Dengan perasaan cemas dan khawatir ia menghampiri Bu sipir yang sudah menunggunya di depan pintu masuk rumah sakit.
"Bagaimana dengan keadaan El sekarang, Bu?" tanyanya dengan cemas.
"Masih di ruang operasi, Pak," jawab Bu sipir.
"Kenapa ini bisa sampai terjadi?! Apa tidak ada yang berjaga di sana tadi?" sambungnya.
Bu sipir hanya diam dan tidak berani menjawab.
"Ya sudah, ini juga bukan sepenuhnya salah kalian," imbuhnya sekaligus tidak ingin menyalahkan siapa pun.
Begitu sampai di depan ruang operasi, Tara langsung duduk di kursi tunggu.
Drttt ... drttt ... drttt ....
Ponsel Tara bergetar. Ia langsung merogoh saku celananya. Ketika tahu siapa yang memanggil, ia menghela nafasnya dengan kasar.
Tara hanya menatap layar benda berbentuk pipih tersebut dan hanya membiarkannya hingga berhenti bergetar. Sedetik kemudian ia langsung mematikannya.
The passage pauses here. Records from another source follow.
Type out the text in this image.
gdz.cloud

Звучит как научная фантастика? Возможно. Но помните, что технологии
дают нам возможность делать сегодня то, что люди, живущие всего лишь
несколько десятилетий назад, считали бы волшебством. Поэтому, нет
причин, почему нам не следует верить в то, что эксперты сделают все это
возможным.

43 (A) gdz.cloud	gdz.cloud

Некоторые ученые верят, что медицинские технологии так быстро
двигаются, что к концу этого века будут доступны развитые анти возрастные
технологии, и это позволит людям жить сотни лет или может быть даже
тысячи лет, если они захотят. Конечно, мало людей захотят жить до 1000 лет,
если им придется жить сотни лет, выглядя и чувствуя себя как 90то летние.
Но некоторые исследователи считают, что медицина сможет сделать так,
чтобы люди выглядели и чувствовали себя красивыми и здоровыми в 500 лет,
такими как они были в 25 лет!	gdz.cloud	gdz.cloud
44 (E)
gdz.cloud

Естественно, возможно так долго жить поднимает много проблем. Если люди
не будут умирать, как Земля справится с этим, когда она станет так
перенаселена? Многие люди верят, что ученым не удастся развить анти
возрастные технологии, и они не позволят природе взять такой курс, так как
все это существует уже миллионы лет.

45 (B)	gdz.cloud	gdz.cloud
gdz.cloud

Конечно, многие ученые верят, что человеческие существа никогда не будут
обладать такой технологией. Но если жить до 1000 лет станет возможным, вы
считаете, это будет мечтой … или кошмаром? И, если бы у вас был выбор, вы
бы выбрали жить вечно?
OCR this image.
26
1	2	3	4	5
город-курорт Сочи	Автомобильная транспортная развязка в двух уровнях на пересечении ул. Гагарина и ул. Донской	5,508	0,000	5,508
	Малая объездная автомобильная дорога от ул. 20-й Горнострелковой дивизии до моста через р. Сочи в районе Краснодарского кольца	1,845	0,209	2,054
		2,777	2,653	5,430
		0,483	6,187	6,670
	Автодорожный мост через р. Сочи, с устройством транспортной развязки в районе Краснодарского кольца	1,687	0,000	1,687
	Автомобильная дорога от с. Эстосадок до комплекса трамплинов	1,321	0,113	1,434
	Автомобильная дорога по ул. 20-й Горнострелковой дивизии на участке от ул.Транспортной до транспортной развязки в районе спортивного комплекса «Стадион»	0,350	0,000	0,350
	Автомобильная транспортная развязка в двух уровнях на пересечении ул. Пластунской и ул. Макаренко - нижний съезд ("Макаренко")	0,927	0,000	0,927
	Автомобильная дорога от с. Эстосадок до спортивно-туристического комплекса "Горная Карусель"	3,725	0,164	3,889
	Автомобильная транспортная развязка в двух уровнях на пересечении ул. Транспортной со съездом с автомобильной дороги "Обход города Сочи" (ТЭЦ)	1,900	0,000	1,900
"Maaf Clara, saat ini El lebih membutuhkanku," lirihnya.
Tidak lama kemudian, dokter pun terlihat keluar dari ruang operasi. Bu sipir dan Tara langsung menghampirinya.
"Bagaimana dengan kondisi pasien dok? Apa dia baik-baik saja?" tanya Tara dengan perasaan cemas serta was-was.
"Kondisi pasien saat ini baik-baik saja. Namun saat ini, dia belum sadarkan diri, dan harus dirawat secara intensif. Itu karena pasien banyak kehilangan darah. Pasien juga masih belum sadarkan diri karena masih dibawah pengaruh obat bius. Tapi nggak perlu khawatir, satu jam kedepan dia akan sadar," kata Dokter menjelaskan.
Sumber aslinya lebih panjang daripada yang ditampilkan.